Sejarah Fakultas Hukum UNSOED

Pendirian Fakultas Hukum UNSOED didahului dengan pembentukan panitia berdasarkan Keputusan Rektor Universitas Jenderal Soedirman melalui Surat Kep. 022/PT30.Y/E.1979 membentuk Panitia untuk menjajagi kemungkinan berdirinya Fakultas Hukum dan mengadakan konsultasi dengan Fakultas Hukum di beberapa universitas yang sudah lebih awal lahir seperti : Universitas Indonesia, Universitas Padjadjaran, Universitas Diponegoro, Universitas Gadjah Mada.

Dasar pemikiran pendirian Fakultas Hukum ialah adanya kebutuhan yang semakin mendesak akan adanya kebutuhan sarjana hukum.

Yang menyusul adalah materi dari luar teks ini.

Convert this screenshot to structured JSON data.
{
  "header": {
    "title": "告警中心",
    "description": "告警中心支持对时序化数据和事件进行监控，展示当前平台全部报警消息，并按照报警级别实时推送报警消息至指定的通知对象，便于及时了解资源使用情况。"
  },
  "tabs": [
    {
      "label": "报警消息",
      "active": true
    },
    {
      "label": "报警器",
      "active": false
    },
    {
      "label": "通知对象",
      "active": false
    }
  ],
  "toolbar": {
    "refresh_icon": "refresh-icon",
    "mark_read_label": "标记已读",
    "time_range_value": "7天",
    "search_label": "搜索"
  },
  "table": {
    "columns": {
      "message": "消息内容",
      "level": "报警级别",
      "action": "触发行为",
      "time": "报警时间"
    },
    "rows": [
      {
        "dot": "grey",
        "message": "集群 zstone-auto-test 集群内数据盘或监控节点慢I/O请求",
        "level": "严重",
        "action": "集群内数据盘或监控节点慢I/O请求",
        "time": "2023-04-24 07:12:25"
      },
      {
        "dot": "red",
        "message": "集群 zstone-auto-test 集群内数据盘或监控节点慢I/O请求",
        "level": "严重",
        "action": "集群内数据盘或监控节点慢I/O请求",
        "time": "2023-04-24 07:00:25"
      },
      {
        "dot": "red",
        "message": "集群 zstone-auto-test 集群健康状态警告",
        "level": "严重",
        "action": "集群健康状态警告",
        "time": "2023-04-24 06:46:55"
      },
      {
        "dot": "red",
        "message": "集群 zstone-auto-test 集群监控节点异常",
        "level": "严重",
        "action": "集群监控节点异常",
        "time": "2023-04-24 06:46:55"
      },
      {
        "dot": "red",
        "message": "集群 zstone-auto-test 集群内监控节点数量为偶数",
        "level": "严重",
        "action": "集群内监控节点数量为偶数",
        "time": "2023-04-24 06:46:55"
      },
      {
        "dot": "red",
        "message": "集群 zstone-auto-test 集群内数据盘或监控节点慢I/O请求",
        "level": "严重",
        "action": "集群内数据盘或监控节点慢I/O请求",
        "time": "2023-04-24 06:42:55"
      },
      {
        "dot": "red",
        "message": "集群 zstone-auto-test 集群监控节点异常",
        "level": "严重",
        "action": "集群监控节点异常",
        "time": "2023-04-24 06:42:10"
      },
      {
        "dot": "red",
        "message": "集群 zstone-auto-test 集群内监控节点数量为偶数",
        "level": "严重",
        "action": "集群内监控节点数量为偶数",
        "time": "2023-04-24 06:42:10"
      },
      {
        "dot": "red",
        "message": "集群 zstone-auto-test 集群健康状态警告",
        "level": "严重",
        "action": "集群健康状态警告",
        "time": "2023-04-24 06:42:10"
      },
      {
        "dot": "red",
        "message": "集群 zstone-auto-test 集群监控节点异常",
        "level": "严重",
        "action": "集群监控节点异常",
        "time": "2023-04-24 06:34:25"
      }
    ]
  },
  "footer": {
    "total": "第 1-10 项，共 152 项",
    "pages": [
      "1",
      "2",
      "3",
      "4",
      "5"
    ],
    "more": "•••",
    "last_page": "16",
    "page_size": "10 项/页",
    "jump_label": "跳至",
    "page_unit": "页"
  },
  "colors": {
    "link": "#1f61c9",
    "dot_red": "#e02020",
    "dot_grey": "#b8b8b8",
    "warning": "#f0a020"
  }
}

Berdasarkan hasil konsultasi tersebut, Panitia membuat rencana lengkap untuk mendirikan Fakultas Hukum. Melalui surat kawat tanggal 13 Mei 1981 dari Direktur Pembinaan Sarana Akademis atas nama Direktur Jenderal Pendidikan Tinggi Departemen P & K, Fakultas Hukum Universitas Jenderal Soedirman dapat mulai menerima mahasiswa tahun akademik 1981/1982. Selanjutnya berdasarkan Keputusan Presiden Nomor 50/1982 Fakultas Hukum secara resmi menjadi salah satu Fakultas di lingkungan Universitas Jenderal Soedirman.

Fakultas Hukum Unsoed sebagai unsur pelaksana pendidikan tinggi yang melaksanakan pendidikan akademik memegang peranan penting dalam ikut serta mewujudkan arah dan tujuan pembangunan dibidang hukum dengan menghasilkan lulusan sarjana hukum yang profesional dan kompeten. Oleh karena itu perencanaan pengembangan program studi Ilmu Hukum mutlak mendapatkan perhatian serius yang selalu mengacu pada peningkatan kualitas yang berkelanjutan.

Kebijakan pengembangan program studi Ilmu Hukum didasarkan atas suatu penelaahan sistematik stratejik yang meliputi (1). Visi (2). Misi (3). Tujuan dan sasaran (4). Keadaan intern dan ekstern yang berpengaruh terhadap pencapaian visi, misi dan tujuan dan (5). Rencana pengembangan.

Pada tanggal 26 Januari 2006 berdasarkan SK BAN PT No. 08281/Ak-IX-S1-028/UJDIHK/I/2006 Fakultas Hukum Unsoed berhasil mempertahankan Akreditasi "A".

Hal ini mencerminkan kualitas kinerja segenap komponen Fakultas yang optimal, yang didukung oleh staf pengajar 80 orang yang terbagi dalam 8 (delapan) bagian yaitu staf pengajar Bagian Hukum Keperdataan, Bagian Hukum Pidana, Bagian Hukum Acara, Bagian Hukum Tata Negara, Bagian Hukum Administrasi Negara, Bagian Hukum Internasional dan Bagian Dasar-dasar Ilmu Hukum. Dengan komposisi S1: 28 orang, S2: 47 orang, S3: 5 orang. S1 yang sedang menempuh S2: 12 orang dan S2 yang menempuh S3: 7 orang. Target tahun 2010 seluruh staf pengajar minimal berpendidikan S2.